What am I getting at here? To give up? To not push like crazy to do what you think is best for your kids? Nope. Just a simple reminder that it’s not about you. Your child’s accomplishments will never make up for what you didn’t do in your life, they’ll never make you taller than your dad, and they’ll never really impress the person you’re trying to “one-up” because either they’re not listening to you because they are trying to think of their next ladder rung, or, they don’t give a damn because they’re secure enough to see how completely insecure you are.
And I’m not saying that you don’t get all excited when something super fantastic happens. You can call everyone. But no one calls everyone, so you can TEXT everyone. Tear up every social network. Because accomplishments in any sphere of parenting are what keep us going when everything else super sucks. But there’s a difference between you telling someone to praise YOUR KID and you telling someone to PRAISE YOURSELF.

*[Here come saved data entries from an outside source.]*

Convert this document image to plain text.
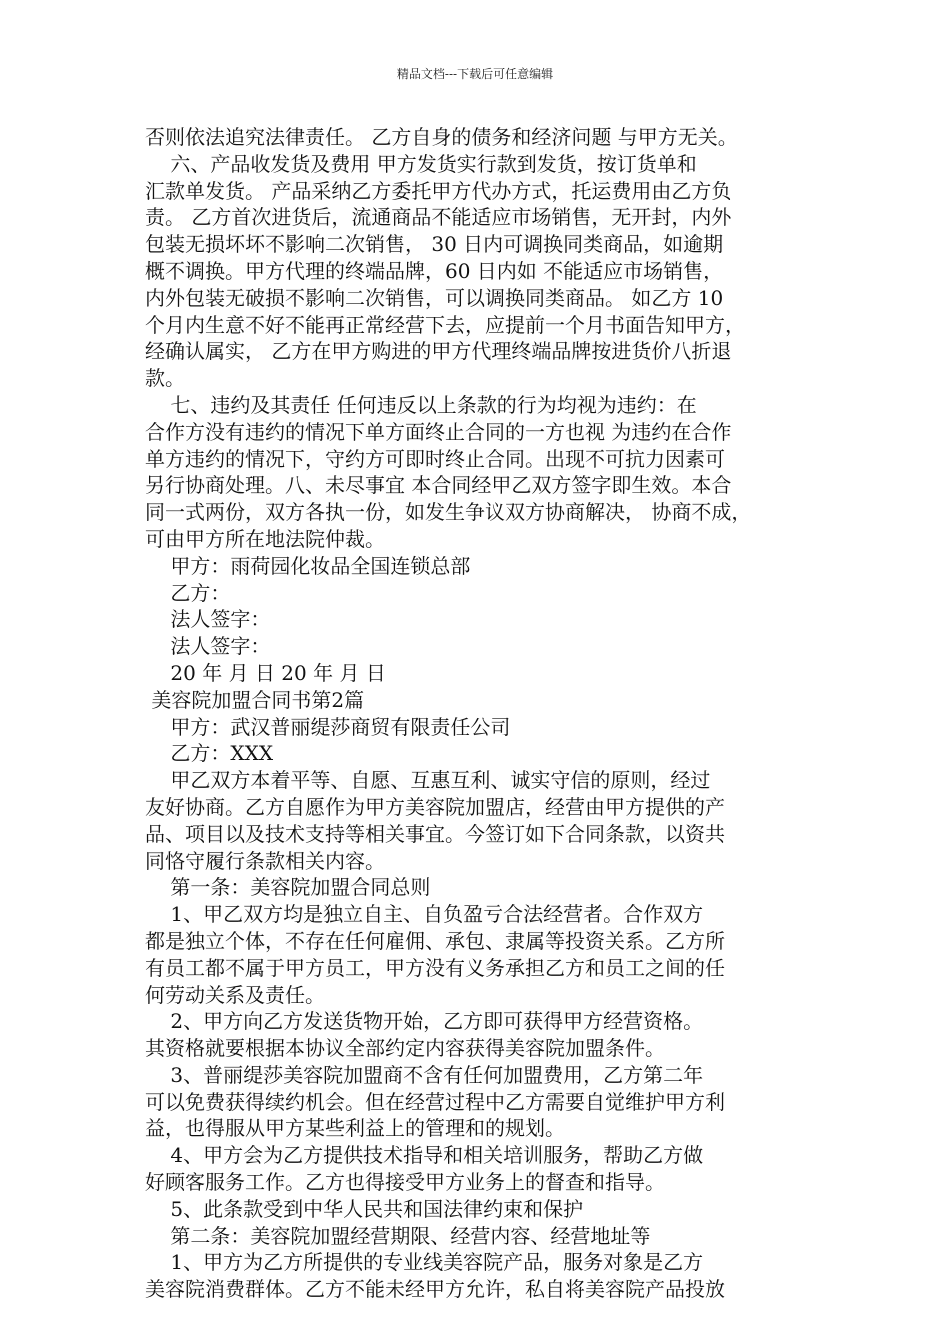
精品文档---下载后可任意编辑
否则依法追究法律责任。 乙方自身的债务和经济问题 与甲方无关。
六、产品收发货及费用 甲方发货实行款到发货，按订货单和
汇款单发货。 产品采纳乙方委托甲方代办方式，托运费用由乙方负
责。 乙方首次进货后，流通商品不能适应市场销售，无开封，内外
包装无损坏坏不影响二次销售， 30 日内可调换同类商品，如逾期
概不调换。甲方代理的终端品牌，60 日内如 不能适应市场销售，
内外包装无破损不影响二次销售，可以调换同类商品。 如乙方 10
个月内生意不好不能再正常经营下去，应提前一个月书面告知甲方，
经确认属实， 乙方在甲方购进的甲方代理终端品牌按进货价八折退
款。
七、违约及其责任 任何违反以上条款的行为均视为违约：在
合作方没有违约的情况下单方面终止合同的一方也视 为违约在合作
单方违约的情况下，守约方可即时终止合同。出现不可抗力因素可
另行协商处理。八、未尽事宜 本合同经甲乙双方签字即生效。本合
同一式两份，双方各执一份，如发生争议双方协商解决， 协商不成，
可由甲方所在地法院仲裁。
甲方：雨荷园化妆品全国连锁总部
乙方：
法人签字：
法人签字：
20 年 月 日 20 年 月 日
美容院加盟合同书第2篇
甲方：武汉普丽缇莎商贸有限责任公司
乙方：XXX
甲乙双方本着平等、自愿、互惠互利、诚实守信的原则，经过
友好协商。乙方自愿作为甲方美容院加盟店，经营由甲方提供的产
品、项目以及技术支持等相关事宜。今签订如下合同条款，以资共
同恪守履行条款相关内容。
第一条：美容院加盟合同总则
1、甲乙双方均是独立自主、自负盈亏合法经营者。合作双方
都是独立个体，不存在任何雇佣、承包、隶属等投资关系。乙方所
有员工都不属于甲方员工，甲方没有义务承担乙方和员工之间的任
何劳动关系及责任。
2、甲方向乙方发送货物开始，乙方即可获得甲方经营资格。
其资格就要根据本协议全部约定内容获得美容院加盟条件。
3、普丽缇莎美容院加盟商不含有任何加盟费用，乙方第二年
可以免费获得续约机会。但在经营过程中乙方需要自觉维护甲方利
益，也得服从甲方某些利益上的管理和的规划。
4、甲方会为乙方提供技术指导和相关培训服务，帮助乙方做
好顾客服务工作。乙方也得接受甲方业务上的督查和指导。
5、此条款受到中华人民共和国法律约束和保护
第二条：美容院加盟经营期限、经营内容、经营地址等
1、甲方为乙方所提供的专业线美容院产品，服务对象是乙方
美容院消费群体。乙方不能未经甲方允许，私自将美容院产品投放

Just try not to be too disappointed the first time your child comes home with a “B”. When your son with Asperger’s doesn’t end up creating a social network. When your daughter doesn’t win the pageant you should have never entered her in because it’s creepy. Realize that we want our kids to do their best in whatever arena of life they enter into, not your best. If they are happy and challenged and impossibly mediocre, good for you. You’re normal.
…unless you’re still hearing voices.